Через пару дней коллега из другой газеты рассказала мне о том, как некая особа (в то время ведущая новостей в эфире телеканала «ТВ-пятерочка») жаловалась моему главному редактору на то, что я беру интервью исключительно у успешных, богатых звезд экрана и режиссеров, а ее напрочь игнорирую. «Наверно, он получает от своих героев по 300 долларов США за публикацию», — заключила страдающая в забвении телевизионщица.

Узнав о причине давешнего диалога с главредом, я попытался вспомнить, как выглядит жертва моего невнимания. Даже заставил себя посмотреть вечерний новостной выпуск «ТВ-пятерочки». В студии сидела доярка-орденоносица в вечернем макияже и костюме графа Дракулы. Господи, ну что о красоте ее можно написать? Нельзя же оставить без внимания девичьи переживания, тем более девушка столь необычным образом пыталась пробиться на полосы нашей газеты. И с коррупцией следует как-то бороться.

Результатом размышлений стало короткое письмо, адресованное барышне-ведущей:

Дикторше «Информ-ТВ»,

Товарищ Б… М.

Дорогая товарищ Б…!

Я получил Ваше завуалированное предложение, переданное через посредника, сделать интервью с Вами за 300 долларов США. Сожалею, но наша встреча не состоится, поскольку в качестве интервьюируемых меня интересуют талантливые, высокообразованные, интеллектуальные люди. Если это девушки, то они должны быть хотя бы хороши собой. Поэтому не могу принять Ваши 300 долларов США. Оставьте их у себя. Купите на них что-нибудь из косметики или парфюмерии. Желаю творческих успехов.

С уважением, Руслан Линьков.

Ночью из дома я отправил свое послание по всем семи телефаксам телерадиокомпании «Петербург— 5-й канал»: директору студии, начальнику информационного вещания, дежурному «Информ-ТВ» и т. д. Полагал, что уж один-то из экземпляров достигнет-таки адресата. Днем в своей редакции на стене обнаружил приказ главреда нашей газеты о вынесении мне выговора «за неэтичное поведение». Достал ручку и дописал прямо на документе: «За внеслужебное сношение по факсу».

Часом позднее редактор опять приглашает к себе. Захожу. Он с порога интересуется:

— Ты что, обиделся на меня?

— Нет. За что?

— Ну, за приказ… Ты же обидел девушку…

— Да, послал ее по факсу… Может, я таким образом пытался добиться ее расположения, может, изъяснялся ей в любви! А если я с любимой девушкой поругаюсь, ты мне тоже выговор приказом оформишь и на доске повесишь?

— Нет, но если это будет иметь общественный резонанс…

— А как же без него?

— Ладно. — Редактор вышел из кабинета и снял с доски свой выговор.

Болезненно неотложное

Ночью раздается дикий треск мобильного телефона. Поднимаю трубку. На другом конце виртуального провода хриплый задыхающийся голос коллеги А.: «Мне плохо, я умираю, четвертые сутки температура 40. Ничего не помогает. Ужасные боли. Что можно принять, чтобы все это прекратилось мгновенно, и умереть? Ай, ой! Больно».
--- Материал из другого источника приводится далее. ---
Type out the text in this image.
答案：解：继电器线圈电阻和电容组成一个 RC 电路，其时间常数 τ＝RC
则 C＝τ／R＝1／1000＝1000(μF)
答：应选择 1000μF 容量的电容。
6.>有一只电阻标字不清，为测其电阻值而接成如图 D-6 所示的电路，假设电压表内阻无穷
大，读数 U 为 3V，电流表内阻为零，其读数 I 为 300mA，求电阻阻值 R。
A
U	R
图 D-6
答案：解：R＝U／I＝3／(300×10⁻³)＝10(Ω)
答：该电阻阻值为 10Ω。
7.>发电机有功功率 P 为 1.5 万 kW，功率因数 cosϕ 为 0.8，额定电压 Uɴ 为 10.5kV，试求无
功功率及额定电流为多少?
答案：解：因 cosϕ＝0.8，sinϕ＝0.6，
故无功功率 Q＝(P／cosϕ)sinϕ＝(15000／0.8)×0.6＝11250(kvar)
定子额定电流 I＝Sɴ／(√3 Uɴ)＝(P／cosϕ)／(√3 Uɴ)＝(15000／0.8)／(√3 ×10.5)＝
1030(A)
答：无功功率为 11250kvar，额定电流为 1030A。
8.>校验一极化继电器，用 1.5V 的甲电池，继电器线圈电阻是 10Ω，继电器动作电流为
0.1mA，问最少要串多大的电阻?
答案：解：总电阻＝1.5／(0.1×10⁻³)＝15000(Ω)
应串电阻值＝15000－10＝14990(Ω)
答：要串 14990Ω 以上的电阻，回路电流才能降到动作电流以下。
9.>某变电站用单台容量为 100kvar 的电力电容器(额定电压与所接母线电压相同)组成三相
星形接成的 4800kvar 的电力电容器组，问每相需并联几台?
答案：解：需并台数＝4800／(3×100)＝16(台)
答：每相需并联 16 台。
Вдыхаю воздуха и спрашиваю: «Подожди, тебе чтобы боль прекратилась или чтобы умереть? Уточни, пожалуйста».

А.: «Мне все равно. Ой!» Связь прервалась.
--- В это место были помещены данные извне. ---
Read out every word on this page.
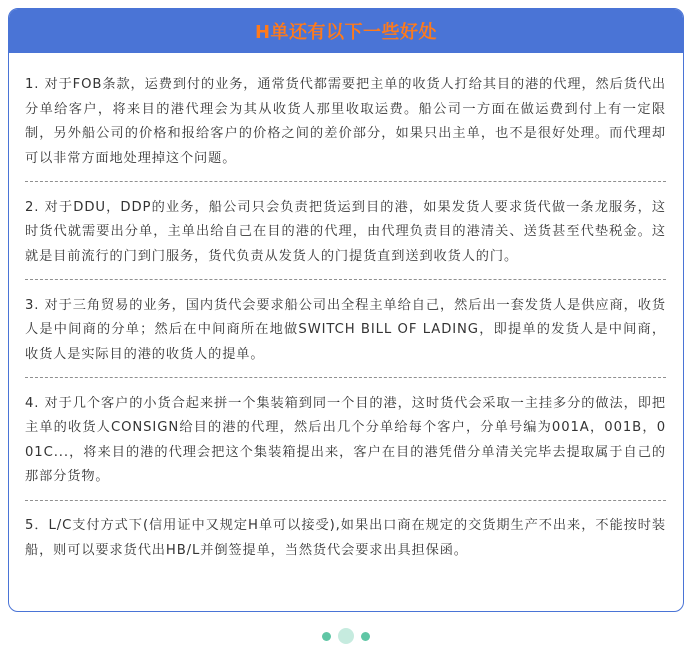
H单还有以下一些好处

1. 对于FOB条款，运费到付的业务，通常货代都需要把主单的收货人打给其目的港的代理，然后货代出分单给客户，将来目的港代理会为其从收货人那里收取运费。船公司一方面在做运费到付上有一定限制，另外船公司的价格和报给客户的价格之间的差价部分，如果只出主单，也不是很好处理。而代理却可以非常方面地处理掉这个问题。

2. 对于DDU，DDP的业务，船公司只会负责把货运到目的港，如果发货人要求货代做一条龙服务，这时货代就需要出分单，主单出给自己在目的港的代理，由代理负责目的港清关、送货甚至代垫税金。这就是目前流行的门到门服务，货代负责从发货人的门提货直到送到收货人的门。

3. 对于三角贸易的业务，国内货代会要求船公司出全程主单给自己，然后出一套发货人是供应商，收货人是中间商的分单；然后在中间商所在地做SWITCH BILL OF LADING，即提单的发货人是中间商，收货人是实际目的港的收货人的提单。

4. 对于几个客户的小货合起来拼一个集装箱到同一个目的港，这时货代会采取一主挂多分的做法，即把主单的收货人CONSIGN给目的港的代理，然后出几个分单给每个客户，分单号编为001A，001B，001C...，将来目的港的代理会把这个集装箱提出来，客户在目的港凭借分单清关完毕去提取属于自己的那部分货物。

5．L/C支付方式下(信用证中又规定H单可以接受),如果出口商在规定的交货期生产不出来，不能按时装船，则可以要求货代出HB/L并倒签提单，当然货代会要求出具担保函。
Выясняю адрес проживания А., вызываю туда платную «Скорую помощь», сам хватаю такси и мчусь на Витебский проспект, к дому больного. Приехал раньше «скорой». В дороге забыл номер квартиры, помнил только дом. Пришлось дожидаться врачей, которым по телефону продиктовал все полностью. Ну, вот и «скорая». Но почему-то она остановилась на углу у соседнего здания, дальше не едет и на мои размахивания руками не реагирует. Через минуту из-за угла выезжает вторая машина «скорой» и едет в моем направлении. Следом поспешает милицейский уазик. Останавливаются одновременно. Милиционер интересуется, «не здесь ли человека зарезали?». Получив отрицательный ответ, бежит к следующей «скорой».